Life had not always been kind to Debbie. Her parents had divorced when she was a girl. She quit school at 17, after becoming pregnant with her first child. And yet through every hurdle she carried on with stubborn optimism. It could be worse, she often repeated to herself. Life’s too short to keep a dark cloud around you.
Such mantras kept Debbie going in recent years as her marriage fell apart and she said goodbye to her home in Wasaga Beach with the big kitchen and the grassy backyard, where she had lived happily for nearly a decade. She moved back to Toronto in 2010 and bought a condo, but was forced to sell it when her shifts slowed and she couldn’t keep up with the mortgage payments. Then her mother died and, soon after, her father’s health began to decline, so Debbie moved into her mom’s old place with her sons and brought her dad to live with them.

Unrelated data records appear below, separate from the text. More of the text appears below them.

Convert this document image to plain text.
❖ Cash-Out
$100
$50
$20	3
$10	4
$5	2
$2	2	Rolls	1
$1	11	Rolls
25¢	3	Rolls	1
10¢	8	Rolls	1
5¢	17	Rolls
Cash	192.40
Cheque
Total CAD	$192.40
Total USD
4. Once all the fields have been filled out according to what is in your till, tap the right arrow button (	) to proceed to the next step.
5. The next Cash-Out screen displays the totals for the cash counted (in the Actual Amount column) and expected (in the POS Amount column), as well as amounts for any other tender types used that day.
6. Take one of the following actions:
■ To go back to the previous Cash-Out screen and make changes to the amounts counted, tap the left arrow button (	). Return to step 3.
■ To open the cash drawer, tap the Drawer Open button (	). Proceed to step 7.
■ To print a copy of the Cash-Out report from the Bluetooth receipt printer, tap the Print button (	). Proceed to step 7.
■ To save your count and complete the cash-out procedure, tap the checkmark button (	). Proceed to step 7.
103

Now there were four adults in a two-bedroom townhouse, not an ideal arrangement, but they couldn’t afford the extra $500 a month for a three-bedroom. Debbie was the only one with a steady job. Her 40-year-old son didn’t help out as much as she hoped he would. Her 39-year-old son has schizophrenia, which makes it difficult for him to work. Debbie had spent a decade navigating the mental health system with him and now, when he was finally doing OK, here was another family member with a debilitating brain disorder.
The bus shuddered to a halt and Debbie hopped out and darted across the muddy path that led to her door.
“Dad?” Her words echoed through the narrow, two-level townhouse.
Through the living room and up the stairs, Debbie checked his bedroom. Empty. Back down the stairs and into the basement. Not there.
She and her sons got on their bikes and pedalled up and down Victoria Park Ave., searching the neighbourhood coffee shops, grocery stores and fast food restaurants. It grew darker and colder. The temperature was set to drop to a few degrees above zero that night.
Just before 8 p.m., Debbie called 911.